To the quizaholics: Dear friend, I care not a whit what your pirate name would be or who is your celebrity beau. I am not interested in which Shakespeare character you are or what famous philosopher you most resemble. Because you seem unable to stop posting the results of the latest infantile test you clicked through I will be forced to click the “remove from friends” button immediately after I click send on this email. Yours emphatically, etc..
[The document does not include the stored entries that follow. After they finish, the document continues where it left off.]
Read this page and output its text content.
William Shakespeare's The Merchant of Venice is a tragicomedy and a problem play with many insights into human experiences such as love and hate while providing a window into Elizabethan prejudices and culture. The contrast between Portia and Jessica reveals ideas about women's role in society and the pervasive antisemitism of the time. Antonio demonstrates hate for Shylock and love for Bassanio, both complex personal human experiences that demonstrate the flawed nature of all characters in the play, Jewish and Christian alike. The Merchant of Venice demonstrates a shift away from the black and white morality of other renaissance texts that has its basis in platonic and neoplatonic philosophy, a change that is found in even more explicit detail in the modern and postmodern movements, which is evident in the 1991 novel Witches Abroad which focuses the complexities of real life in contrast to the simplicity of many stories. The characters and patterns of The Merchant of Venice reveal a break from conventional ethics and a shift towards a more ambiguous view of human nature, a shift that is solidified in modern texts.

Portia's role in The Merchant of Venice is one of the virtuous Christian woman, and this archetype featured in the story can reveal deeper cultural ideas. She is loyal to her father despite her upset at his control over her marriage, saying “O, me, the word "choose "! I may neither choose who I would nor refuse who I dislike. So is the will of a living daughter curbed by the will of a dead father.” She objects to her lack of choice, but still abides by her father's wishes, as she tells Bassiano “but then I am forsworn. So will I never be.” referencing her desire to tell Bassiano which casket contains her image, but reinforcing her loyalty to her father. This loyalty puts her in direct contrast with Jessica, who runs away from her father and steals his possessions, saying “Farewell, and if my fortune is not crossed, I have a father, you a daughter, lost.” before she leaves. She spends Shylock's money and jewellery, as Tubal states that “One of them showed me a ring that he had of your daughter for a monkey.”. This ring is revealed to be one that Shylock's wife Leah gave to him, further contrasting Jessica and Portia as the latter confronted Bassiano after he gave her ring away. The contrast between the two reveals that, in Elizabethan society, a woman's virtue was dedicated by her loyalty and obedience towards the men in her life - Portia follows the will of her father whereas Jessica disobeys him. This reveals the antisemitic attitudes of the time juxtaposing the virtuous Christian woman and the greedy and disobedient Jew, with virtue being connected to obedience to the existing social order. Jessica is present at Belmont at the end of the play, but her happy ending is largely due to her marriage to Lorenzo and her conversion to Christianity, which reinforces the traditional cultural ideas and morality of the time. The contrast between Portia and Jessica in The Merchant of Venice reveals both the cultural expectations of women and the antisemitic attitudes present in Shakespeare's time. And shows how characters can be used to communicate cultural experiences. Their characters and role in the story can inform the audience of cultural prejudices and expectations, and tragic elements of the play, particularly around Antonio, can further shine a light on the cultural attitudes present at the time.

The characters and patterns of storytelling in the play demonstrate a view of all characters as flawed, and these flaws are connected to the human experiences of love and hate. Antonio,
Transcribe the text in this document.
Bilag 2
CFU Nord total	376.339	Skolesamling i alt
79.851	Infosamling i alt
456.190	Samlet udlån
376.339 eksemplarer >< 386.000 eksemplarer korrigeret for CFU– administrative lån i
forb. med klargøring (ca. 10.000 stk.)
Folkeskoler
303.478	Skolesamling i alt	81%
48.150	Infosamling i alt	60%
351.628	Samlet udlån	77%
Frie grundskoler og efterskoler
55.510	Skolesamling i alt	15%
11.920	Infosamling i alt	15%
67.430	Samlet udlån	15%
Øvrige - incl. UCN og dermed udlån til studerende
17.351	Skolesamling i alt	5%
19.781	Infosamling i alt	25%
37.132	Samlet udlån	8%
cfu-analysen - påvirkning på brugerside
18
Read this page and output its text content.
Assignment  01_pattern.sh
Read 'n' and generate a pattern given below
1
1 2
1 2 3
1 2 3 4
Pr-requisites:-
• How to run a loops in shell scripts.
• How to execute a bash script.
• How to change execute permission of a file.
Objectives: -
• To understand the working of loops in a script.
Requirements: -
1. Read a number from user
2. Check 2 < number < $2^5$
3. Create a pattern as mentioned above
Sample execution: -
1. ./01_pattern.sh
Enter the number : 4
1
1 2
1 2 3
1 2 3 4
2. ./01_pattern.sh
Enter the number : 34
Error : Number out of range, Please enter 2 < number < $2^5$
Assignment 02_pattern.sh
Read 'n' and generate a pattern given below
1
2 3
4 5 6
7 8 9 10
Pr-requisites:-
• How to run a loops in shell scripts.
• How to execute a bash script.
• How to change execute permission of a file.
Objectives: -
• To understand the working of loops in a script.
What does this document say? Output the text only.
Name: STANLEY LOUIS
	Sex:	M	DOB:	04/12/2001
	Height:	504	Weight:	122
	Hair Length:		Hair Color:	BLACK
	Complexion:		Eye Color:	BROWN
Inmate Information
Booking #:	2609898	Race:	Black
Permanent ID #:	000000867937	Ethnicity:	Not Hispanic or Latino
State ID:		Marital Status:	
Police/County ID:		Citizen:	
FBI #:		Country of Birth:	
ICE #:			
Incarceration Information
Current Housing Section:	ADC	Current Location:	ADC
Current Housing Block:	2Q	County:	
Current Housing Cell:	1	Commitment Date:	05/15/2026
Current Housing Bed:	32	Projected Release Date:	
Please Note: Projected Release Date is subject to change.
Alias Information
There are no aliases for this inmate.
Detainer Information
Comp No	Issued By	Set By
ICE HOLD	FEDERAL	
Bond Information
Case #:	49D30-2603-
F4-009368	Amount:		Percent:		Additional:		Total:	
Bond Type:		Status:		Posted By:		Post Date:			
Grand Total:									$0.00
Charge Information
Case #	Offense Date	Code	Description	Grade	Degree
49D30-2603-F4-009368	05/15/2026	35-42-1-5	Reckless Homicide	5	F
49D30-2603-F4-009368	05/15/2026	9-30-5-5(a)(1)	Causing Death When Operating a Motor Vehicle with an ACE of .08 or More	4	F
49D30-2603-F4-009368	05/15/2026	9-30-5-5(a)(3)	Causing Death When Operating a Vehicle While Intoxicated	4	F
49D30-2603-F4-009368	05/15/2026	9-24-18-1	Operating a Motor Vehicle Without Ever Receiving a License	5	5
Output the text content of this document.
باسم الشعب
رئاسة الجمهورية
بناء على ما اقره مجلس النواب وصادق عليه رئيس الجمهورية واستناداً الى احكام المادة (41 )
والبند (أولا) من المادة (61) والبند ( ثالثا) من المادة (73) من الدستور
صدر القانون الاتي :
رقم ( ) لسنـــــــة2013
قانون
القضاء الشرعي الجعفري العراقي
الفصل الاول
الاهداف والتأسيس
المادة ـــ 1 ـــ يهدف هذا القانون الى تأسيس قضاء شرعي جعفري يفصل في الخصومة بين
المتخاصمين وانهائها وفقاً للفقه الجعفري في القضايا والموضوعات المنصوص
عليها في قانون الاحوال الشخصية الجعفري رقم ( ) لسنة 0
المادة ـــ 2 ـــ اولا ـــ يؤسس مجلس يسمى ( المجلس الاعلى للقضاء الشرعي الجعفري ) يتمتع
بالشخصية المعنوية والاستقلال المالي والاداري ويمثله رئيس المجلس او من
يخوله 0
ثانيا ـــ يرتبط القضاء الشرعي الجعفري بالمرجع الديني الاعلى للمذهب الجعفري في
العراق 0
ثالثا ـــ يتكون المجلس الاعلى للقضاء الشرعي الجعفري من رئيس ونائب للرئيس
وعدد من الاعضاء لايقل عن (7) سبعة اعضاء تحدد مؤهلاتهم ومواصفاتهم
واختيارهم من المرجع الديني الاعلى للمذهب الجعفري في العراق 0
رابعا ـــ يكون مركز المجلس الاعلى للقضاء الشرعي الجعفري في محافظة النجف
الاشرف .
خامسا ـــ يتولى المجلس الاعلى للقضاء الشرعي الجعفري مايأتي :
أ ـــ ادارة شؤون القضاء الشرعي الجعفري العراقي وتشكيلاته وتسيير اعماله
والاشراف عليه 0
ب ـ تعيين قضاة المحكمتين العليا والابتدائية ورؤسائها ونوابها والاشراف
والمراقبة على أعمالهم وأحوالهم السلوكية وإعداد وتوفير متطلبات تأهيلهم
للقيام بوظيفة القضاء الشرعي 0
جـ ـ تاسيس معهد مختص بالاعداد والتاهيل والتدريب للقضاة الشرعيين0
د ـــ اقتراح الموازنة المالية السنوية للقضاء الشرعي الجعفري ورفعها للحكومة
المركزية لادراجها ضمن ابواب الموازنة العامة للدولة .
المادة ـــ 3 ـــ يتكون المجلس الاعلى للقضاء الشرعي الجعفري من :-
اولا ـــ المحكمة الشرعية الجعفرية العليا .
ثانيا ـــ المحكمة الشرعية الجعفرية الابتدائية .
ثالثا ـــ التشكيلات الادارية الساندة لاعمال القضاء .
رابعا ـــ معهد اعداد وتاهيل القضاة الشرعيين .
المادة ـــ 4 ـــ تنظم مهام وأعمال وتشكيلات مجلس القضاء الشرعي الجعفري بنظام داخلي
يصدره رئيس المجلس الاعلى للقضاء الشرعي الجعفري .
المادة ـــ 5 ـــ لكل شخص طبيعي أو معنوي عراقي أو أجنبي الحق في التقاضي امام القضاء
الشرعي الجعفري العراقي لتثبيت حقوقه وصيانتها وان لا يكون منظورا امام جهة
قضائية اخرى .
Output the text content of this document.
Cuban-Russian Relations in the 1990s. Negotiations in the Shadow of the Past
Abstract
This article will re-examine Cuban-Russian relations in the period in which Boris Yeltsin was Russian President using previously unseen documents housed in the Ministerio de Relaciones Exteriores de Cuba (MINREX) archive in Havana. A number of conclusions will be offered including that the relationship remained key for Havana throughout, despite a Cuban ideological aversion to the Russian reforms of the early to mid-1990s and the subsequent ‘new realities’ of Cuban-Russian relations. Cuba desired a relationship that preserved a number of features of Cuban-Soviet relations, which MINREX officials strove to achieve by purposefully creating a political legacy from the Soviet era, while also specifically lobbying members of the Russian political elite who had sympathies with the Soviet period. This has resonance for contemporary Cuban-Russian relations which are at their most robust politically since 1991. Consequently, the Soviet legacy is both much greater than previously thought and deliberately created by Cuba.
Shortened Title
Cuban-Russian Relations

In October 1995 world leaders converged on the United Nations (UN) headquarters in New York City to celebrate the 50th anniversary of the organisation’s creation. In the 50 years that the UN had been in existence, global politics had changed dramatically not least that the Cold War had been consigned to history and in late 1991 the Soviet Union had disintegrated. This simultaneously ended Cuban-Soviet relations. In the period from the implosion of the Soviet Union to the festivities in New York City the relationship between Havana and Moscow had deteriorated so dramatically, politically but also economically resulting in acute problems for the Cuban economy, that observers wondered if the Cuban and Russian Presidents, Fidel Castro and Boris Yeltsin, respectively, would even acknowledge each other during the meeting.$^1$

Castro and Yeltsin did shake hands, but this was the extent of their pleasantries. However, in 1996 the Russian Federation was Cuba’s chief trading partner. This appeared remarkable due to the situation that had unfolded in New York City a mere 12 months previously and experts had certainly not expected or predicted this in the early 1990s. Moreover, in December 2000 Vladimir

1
To the clearly deranged: Dear friend, when I accepted your original invitation of virtual friendship I frankly had no idea you had devolved over the past few decades into a slobbering lunatic. I now see there is no hope of you ever regaining the status of functional adult and so I find I am forced to delete you from my list of friends. I do hope you are unsuccessful in your attempt to secure my address and I warn you ahead of time that should you try to contact me again I will not hesitate to slap you with an order of restraint. Yours blantantly, etc..

I hope you take my response as seriously as I intended it to be received, dear nephew Norman. And before I conclude also consider this…perhaps if you didn’t have quite so many pictures of your drunken excesses and reckless ribaldry plastered all over the interweb you would not be so concerned about snooping eyes in the first place. Perhaps if you were able to show even a modicum of restraint in your virtual life you would not feel so compelled to toss your guests from the party willy-nilly. The old adage still applies dear ones. What you refrain from showing is ever more appealing than what you do.